The New York Times reports today on a 20-year-old blogger named Brandon Dilbeck who received an e-mail from Comcast after complaining about Comcast on his blog. Comcast employee Frank Eliason thanked him for his feedback and said the company was working on the issue.
Dilbeck's response? He found it all "a bit creepy." “The rest of his e-mail may as well have read, ‘Big Brother is watching you,’ ” he said.
Hello? It's a blog. You wrote your complaint about Comcast and you posted it on the Internet. You wanted everyone to read it. And now you're upset that somebody did?
Another blog called Contempt for the World posted this similar complaint called "Comcast is Watching Us," which calls Comcast's practice of leaving comments on blogs something that " seems to toe the line between concerned and creepy."
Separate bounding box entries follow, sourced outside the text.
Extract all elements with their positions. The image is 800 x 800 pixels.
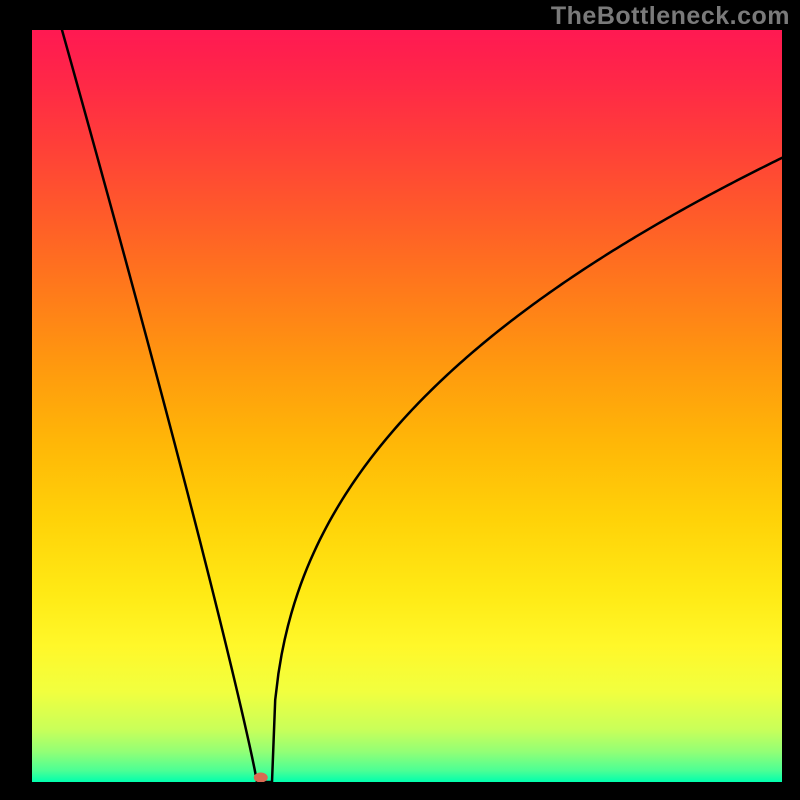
chart-background xyxy=(32,30,782,782)
bottleneck-chart xyxy=(32,30,782,782)
watermark-text: TheBottleneck.com xyxy=(551,2,790,31)
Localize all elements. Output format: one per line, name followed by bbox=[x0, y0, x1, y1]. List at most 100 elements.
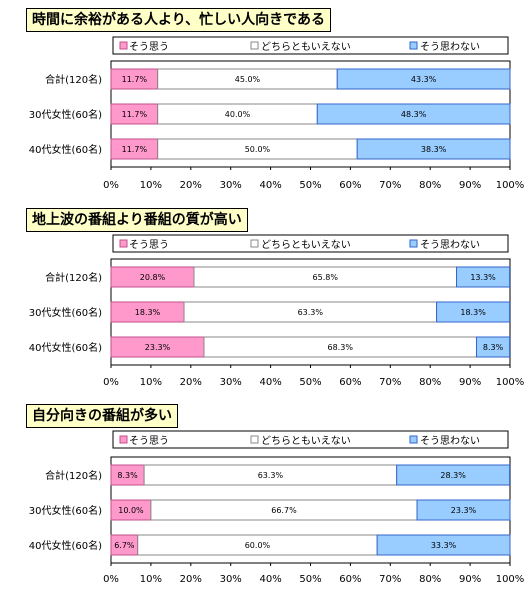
category-label: 合計(120名) bbox=[45, 469, 102, 482]
x-tick-label: 30% bbox=[220, 377, 242, 388]
data-label: 11.7% bbox=[122, 75, 148, 84]
legend-swatch bbox=[119, 435, 128, 444]
x-tick-label: 20% bbox=[180, 377, 202, 388]
data-label: 18.3% bbox=[135, 308, 161, 317]
data-label: 65.8% bbox=[313, 273, 339, 282]
x-tick-label: 80% bbox=[419, 377, 441, 388]
data-label: 10.0% bbox=[118, 506, 144, 515]
x-tick-label: 50% bbox=[299, 574, 321, 585]
x-tick-label: 50% bbox=[299, 377, 321, 388]
data-label: 23.3% bbox=[451, 506, 477, 515]
x-tick-label: 90% bbox=[459, 180, 481, 191]
x-tick-label: 70% bbox=[379, 574, 401, 585]
category-label: 30代女性(60名) bbox=[29, 306, 102, 319]
category-label: 40代女性(60名) bbox=[29, 341, 102, 354]
legend-label: そう思わない bbox=[420, 41, 480, 53]
x-tick-label: 90% bbox=[459, 574, 481, 585]
data-label: 6.7% bbox=[114, 541, 135, 550]
bar-segment bbox=[416, 499, 511, 521]
x-tick-label: 40% bbox=[259, 574, 281, 585]
category-label: 30代女性(60名) bbox=[29, 504, 102, 517]
legend-label: そう思う bbox=[129, 435, 169, 447]
bar-segment bbox=[456, 266, 511, 288]
data-label: 40.0% bbox=[225, 110, 251, 119]
data-label: 8.3% bbox=[117, 471, 138, 480]
x-tick-label: 30% bbox=[220, 180, 242, 191]
x-tick-label: 60% bbox=[339, 180, 361, 191]
x-tick-label: 30% bbox=[220, 574, 242, 585]
data-label: 63.3% bbox=[258, 471, 284, 480]
category-label: 40代女性(60名) bbox=[29, 539, 102, 552]
data-label: 38.3% bbox=[421, 145, 447, 154]
x-tick-label: 0% bbox=[103, 377, 119, 388]
legend-label: そう思わない bbox=[420, 239, 480, 251]
x-tick-label: 10% bbox=[140, 180, 162, 191]
category-label: 合計(120名) bbox=[45, 271, 102, 284]
data-label: 8.3% bbox=[483, 343, 504, 352]
x-tick-label: 70% bbox=[379, 180, 401, 191]
data-label: 13.3% bbox=[470, 273, 496, 282]
data-label: 68.3% bbox=[328, 343, 354, 352]
chart-title-2: 地上波の番組より番組の質が高い bbox=[26, 208, 248, 232]
legend-label: どちらともいえない bbox=[261, 435, 351, 447]
data-label: 60.0% bbox=[245, 541, 271, 550]
x-tick-label: 60% bbox=[339, 574, 361, 585]
x-tick-label: 100% bbox=[496, 180, 525, 191]
data-label: 11.7% bbox=[122, 145, 148, 154]
x-tick-label: 90% bbox=[459, 377, 481, 388]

Again, what on earth do bloggers expect? These complaints hark back to stories about people who get fired for blogging. Of course there are lots of differing details in these stories, and it matters what was posted, and whether someone is fired for actual inappropriate material or just for having a blog at all, as some claim, but a basic theme seems to occupy these stories: did you not think anyone would read it? Do you think there's a legal privilege that protects you against consequences for anything you post? Did you imagine that the Internet is a separate universe that doesn't intersect the real universe?
Perhaps Brandon did. “It feels like nobody ever really reads my blog,” he told the Times.
Obviously, I like blogs. But some people seem unclear on the concept. When you post something on the Internet, you want people to read it. It's a little much to complain when somebody does.